A total of 192 questions were included. The customized GPT responded to the 119 text-only questions with greater accuracy than GPT-4 (107 (89.9%) versus 91 (76.5%), P = 0.001). Human examinees answered 87.3% (IQR: 71.6-93.7%) of the same text-based questions correctly. Of the 73 questions with images, the customized GPT answered 55 (75.3%) questions correctly, which dropped to 51 (69.9%) when the images were withheld (P = 0.317). The human examinees answered 87.2% (IQR: 79.4-95.4%) of image-based questions correctly.
Our findings suggest significant improvements in ChatGPT's ability to answer text-based hand surgery questions with hand-specific training. ChatGPT is still limited in its ability to interpret images to answer questions related to hand conditions. These data show hand surgeons can create customized GPT models to provide tailored answers to specific questions, which may serve as the foundation for educational and clinical tools.
多模态大语言模型(MLLM),如OpenAI的ChatGPT(加利福尼亚州旧金山),有潜力改善医疗服务和教育,尽管已经注意到其在准确性和图像解释方面存在重要缺陷。本研究的目的是评估一个用手外科特定知识定制的ChatGPT模型的多模态性能。
使用美国手外科协会(ASSH)推荐的同行评审文献训练一个定制的生成式预训练变换器(GPT)。问题取自ASSH 2022年自我评估考试(SAE)。向GPT-4和定制的GPT提出基于文本的多项选择题。还向定制的GPT提出包含图像的问题,分别在可访问和不可访问与每个问题相关的图像的情况下进行提问。

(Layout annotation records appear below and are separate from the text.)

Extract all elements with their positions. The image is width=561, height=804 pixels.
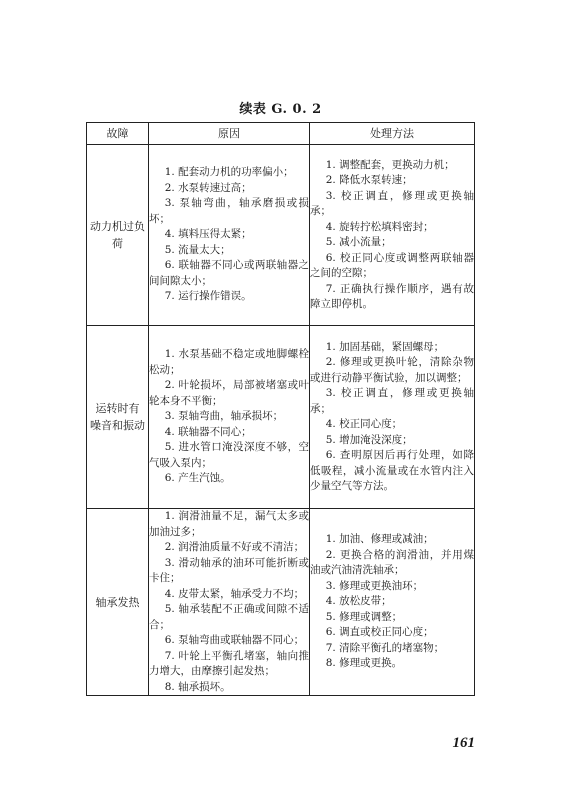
method-item: 7. 正确执行操作顺序，遇有故障立即停机。 bbox=[310, 282, 474, 310]
header-cause: 原因 bbox=[149, 123, 310, 145]
method-item: 1. 调整配套，更换动力机； bbox=[325, 158, 455, 171]
fault-label: 噪音和振动 bbox=[90, 419, 145, 432]
method-item: 2. 更换合格的润滑油，并用煤油或汽油清洗轴承； bbox=[310, 548, 474, 577]
cause-cell bbox=[149, 326, 310, 509]
cause-item: 1. 配套动力机的功率偏小； bbox=[164, 166, 294, 179]
cause-cell bbox=[149, 145, 310, 326]
method-cell bbox=[310, 509, 475, 696]
page-number: 161 bbox=[452, 735, 475, 751]
method-item: 2. 降低水泵转速； bbox=[325, 174, 413, 186]
cause-item: 5. 轴承装配不正确或间隙不适合； bbox=[149, 603, 309, 631]
cause-item: 3. 泵轴弯曲，轴承损坏； bbox=[164, 410, 284, 423]
method-item: 3. 校正调直，修理或更换轴承； bbox=[310, 189, 474, 217]
cause-item: 7. 叶轮上平衡孔堵塞，轴向推力增大，由摩擦引起发热； bbox=[149, 649, 309, 677]
method-cell bbox=[310, 326, 475, 509]
method-item: 5. 减小流量； bbox=[325, 236, 392, 248]
table-caption: 续表 G. 0. 2 bbox=[239, 102, 322, 117]
fault-table bbox=[86, 122, 475, 696]
header-fault: 故障 bbox=[87, 123, 149, 145]
cause-item: 6. 联轴器不同心或两联轴器之间间隙太小； bbox=[149, 259, 309, 287]
fault-label: 运转时有 bbox=[95, 402, 140, 415]
method-item: 1. 加固基础，紧固螺母； bbox=[325, 340, 445, 353]
cause-item: 4. 联轴器不同心； bbox=[164, 425, 252, 438]
cause-item: 3. 泵轴弯曲，轴承磨损或损坏； bbox=[149, 197, 309, 225]
cause-item: 5. 流量太大； bbox=[164, 243, 231, 256]
cause-item: 3. 滑动轴承的油环可能折断或卡住； bbox=[149, 556, 309, 584]
cause-item: 4. 填料压得太紧； bbox=[164, 228, 252, 241]
table-row bbox=[87, 509, 475, 696]
fault-cell bbox=[87, 145, 149, 326]
method-item: 3. 校正调直，修理或更换轴承； bbox=[310, 387, 474, 415]
cause-item: 2. 叶轮损坏，局部被堵塞或叶轮本身不平衡； bbox=[149, 379, 309, 407]
method-item: 2. 修理或更换叶轮，清除杂物或进行动静平衡试验，加以调整； bbox=[310, 356, 474, 384]
cause-item: 6. 产生汽蚀。 bbox=[164, 472, 231, 485]
cause-item: 8. 轴承损坏。 bbox=[164, 680, 231, 693]
cause-item: 1. 水泵基础不稳定或地脚螺栓松动； bbox=[149, 348, 309, 376]
fault-cell bbox=[87, 326, 149, 509]
method-item: 6. 校正同心度或调整两联轴器之间的空隙； bbox=[310, 251, 474, 279]
table-row bbox=[87, 326, 475, 509]
table-row bbox=[87, 145, 475, 326]
cause-cell bbox=[149, 509, 310, 696]
method-item: 3. 修理或更换油环； bbox=[325, 579, 424, 592]
cause-item: 2. 润滑油质量不好或不清洁； bbox=[164, 541, 305, 553]
method-item: 4. 放松皮带； bbox=[325, 595, 392, 608]
method-item: 8. 修理或更换。 bbox=[325, 657, 403, 670]
header-method: 处理方法 bbox=[310, 123, 475, 145]
method-item: 4. 旋转拧松填料密封； bbox=[325, 220, 434, 233]
method-item: 6. 调直或校正同心度； bbox=[325, 626, 434, 639]
method-item: 5. 增加淹没深度； bbox=[325, 433, 413, 446]
fault-label: 动力机过负荷 bbox=[90, 220, 145, 250]
method-item: 4. 校正同心度； bbox=[325, 418, 403, 430]
fault-label: 轴承发热 bbox=[95, 595, 140, 609]
method-item: 1. 加油、修理或减油； bbox=[325, 533, 434, 546]
method-item: 5. 修理或调整； bbox=[325, 610, 403, 623]
cause-item: 7. 运行操作错误。 bbox=[164, 290, 252, 303]
header-row bbox=[87, 123, 475, 145]
method-item: 6. 查明原因后再行处理，如降低吸程，减小流量或在水管内注入少量空气等方法。 bbox=[310, 449, 474, 492]
cause-item: 2. 水泵转速过高； bbox=[164, 181, 252, 194]
method-cell bbox=[310, 145, 475, 326]
cause-item: 1. 润滑油量不足，漏气太多或加油过多； bbox=[149, 510, 309, 538]
cause-item: 6. 泵轴弯曲或联轴器不同心； bbox=[164, 634, 305, 646]
cause-item: 4. 皮带太紧，轴承受力不均； bbox=[164, 587, 305, 600]
method-item: 7. 清除平衡孔的堵塞物； bbox=[325, 641, 445, 654]
cause-item: 5. 进水管口淹没深度不够，空气吸入泵内； bbox=[149, 441, 309, 469]
fault-cell bbox=[87, 509, 149, 696]
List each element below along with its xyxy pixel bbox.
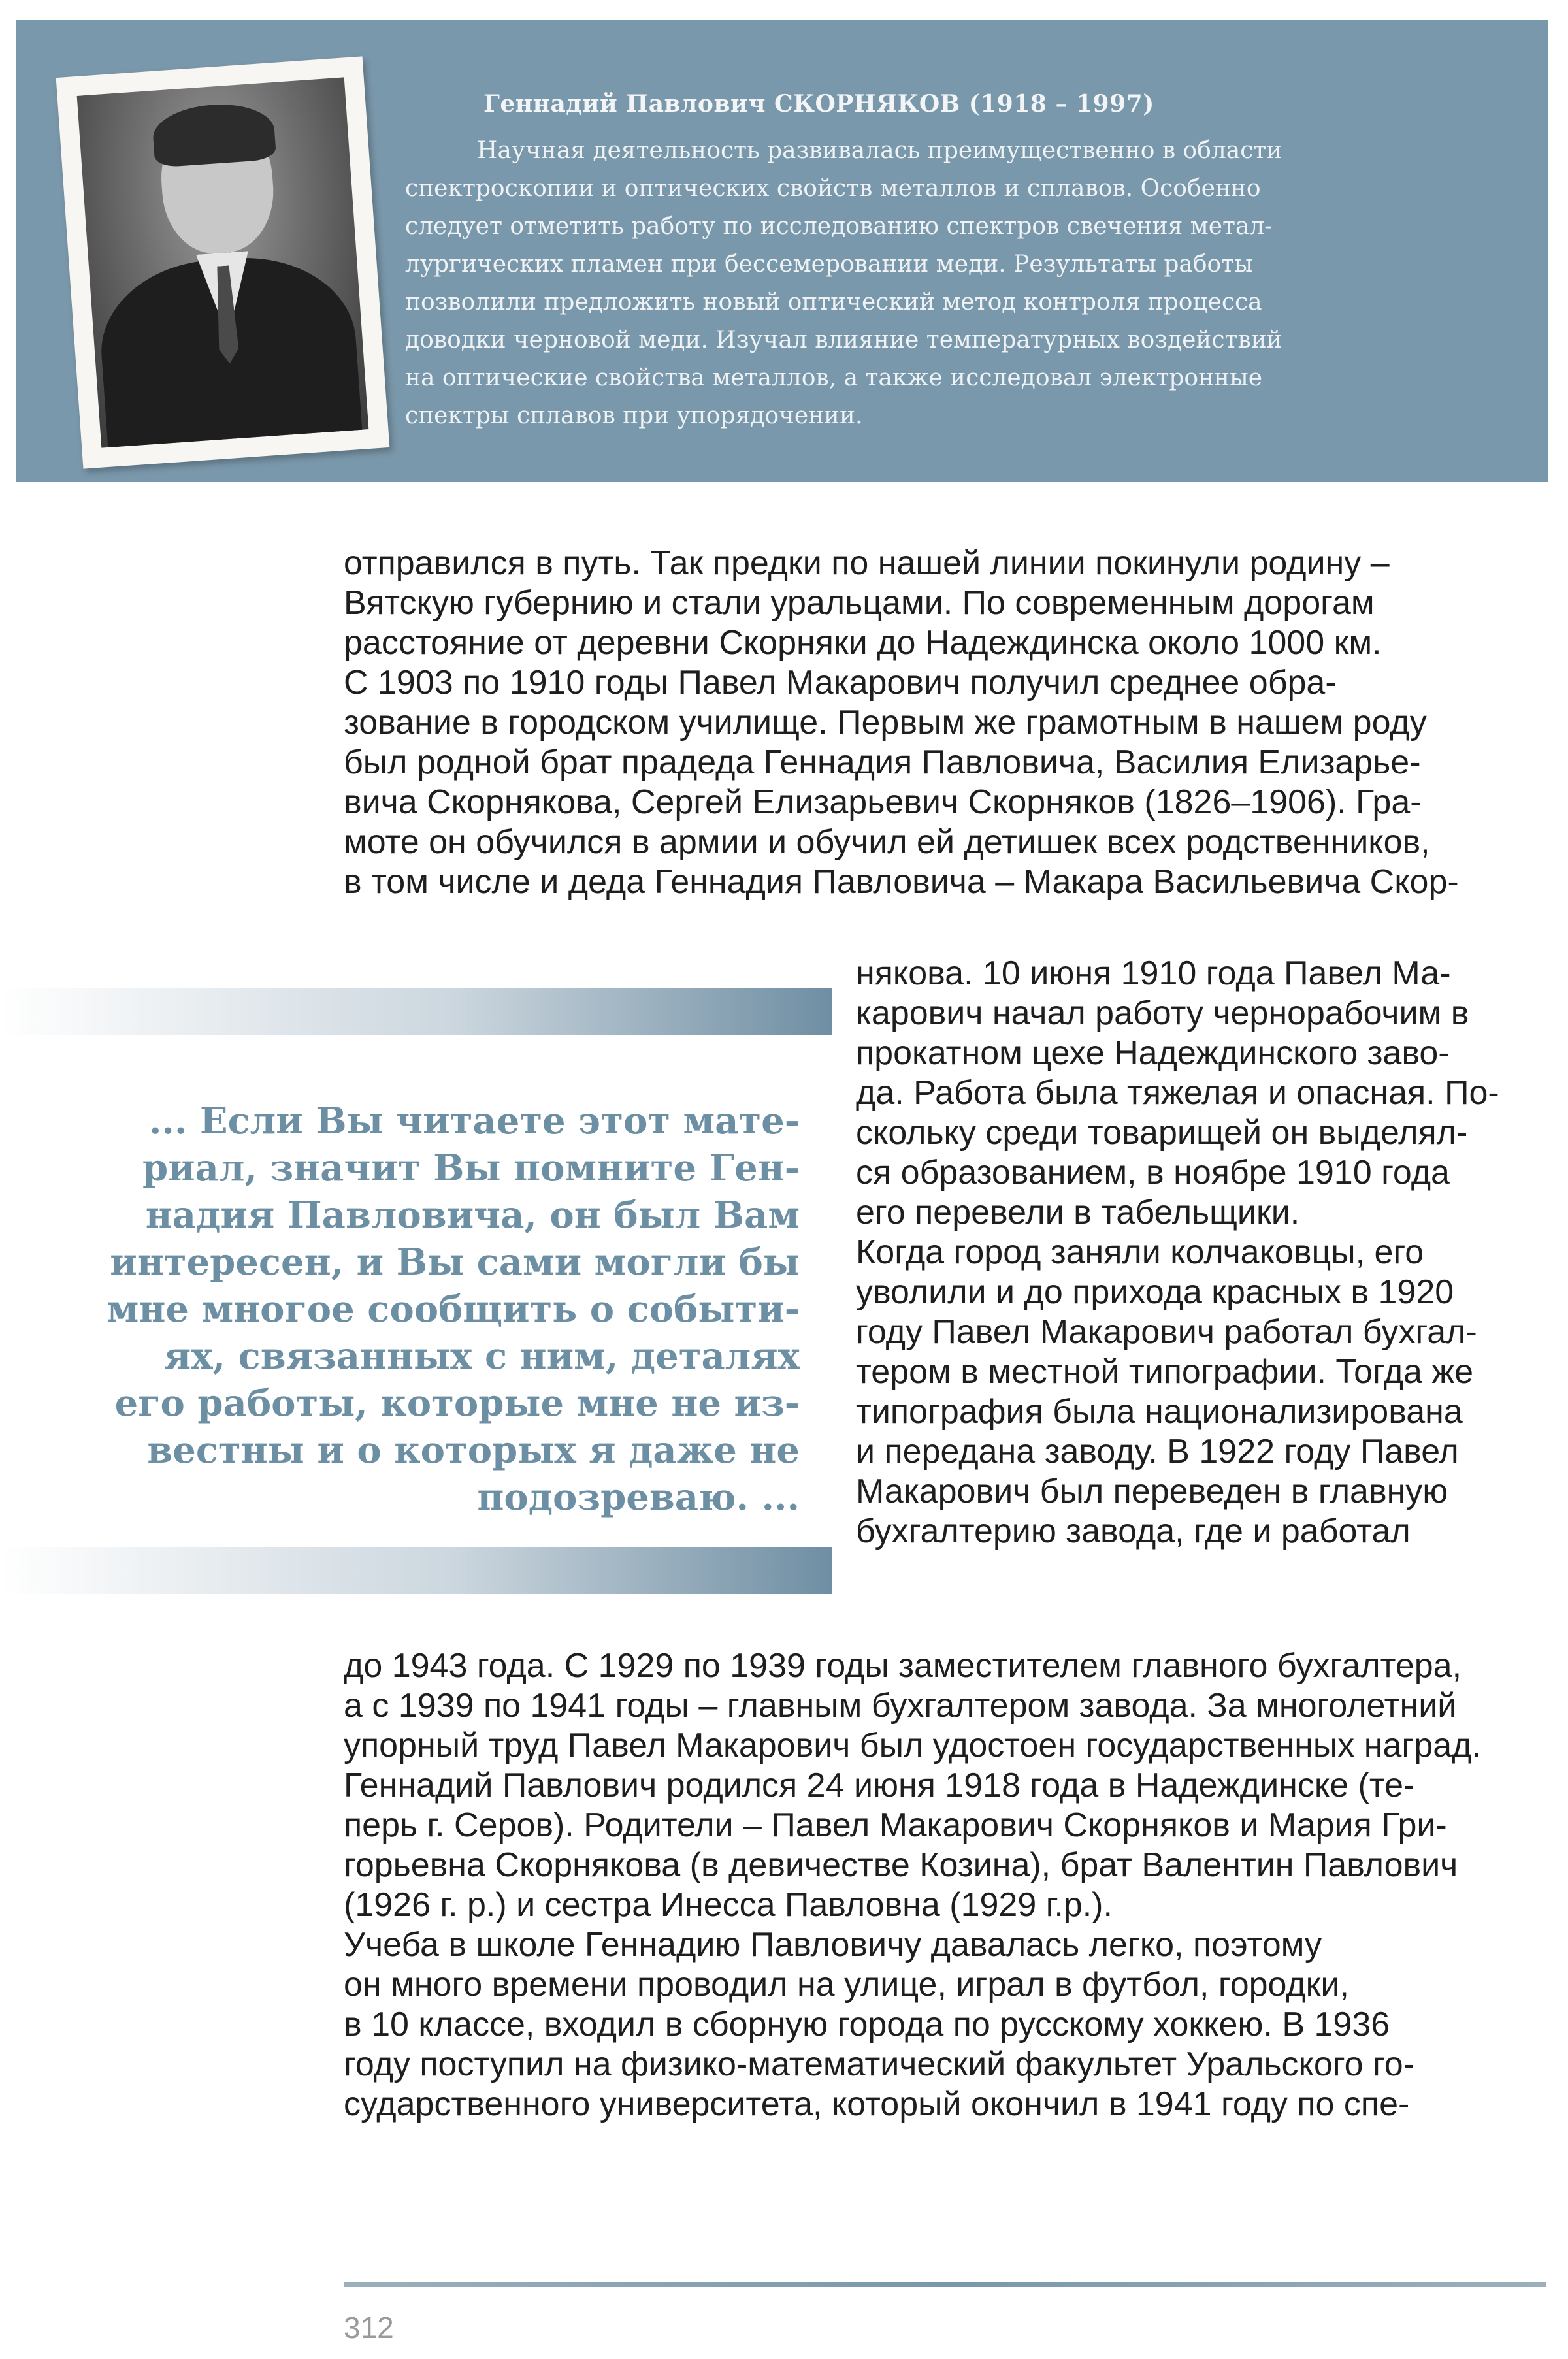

共纳入192个问题。定制的GPT对119个纯文本问题的回答准确率高于GPT-4(107个(89.9%)对91个(76.5%),P = 0.001)。人类考生对相同的基于文本的问题回答正确率为87.3%(四分位距:71.6 - 93.7%)。在73个有图像的问题中,定制的GPT正确回答了55个(75.3%)问题,当不提供图像时降至51个(69.9%)(P = 0.317)。人类考生对基于图像的问题回答正确率为87.2%(四分位距:79.4 - 95.4%)。
我们的研究结果表明,通过手部特定训练,ChatGPT回答基于文本的手外科问题的能力有显著提高。ChatGPT在解释图像以回答与手部情况相关问题的能力方面仍然有限。这些数据表明,手外科医生可以创建定制的GPT模型,为特定问题提供量身定制的答案,这可能成为教育和临床工具的基础。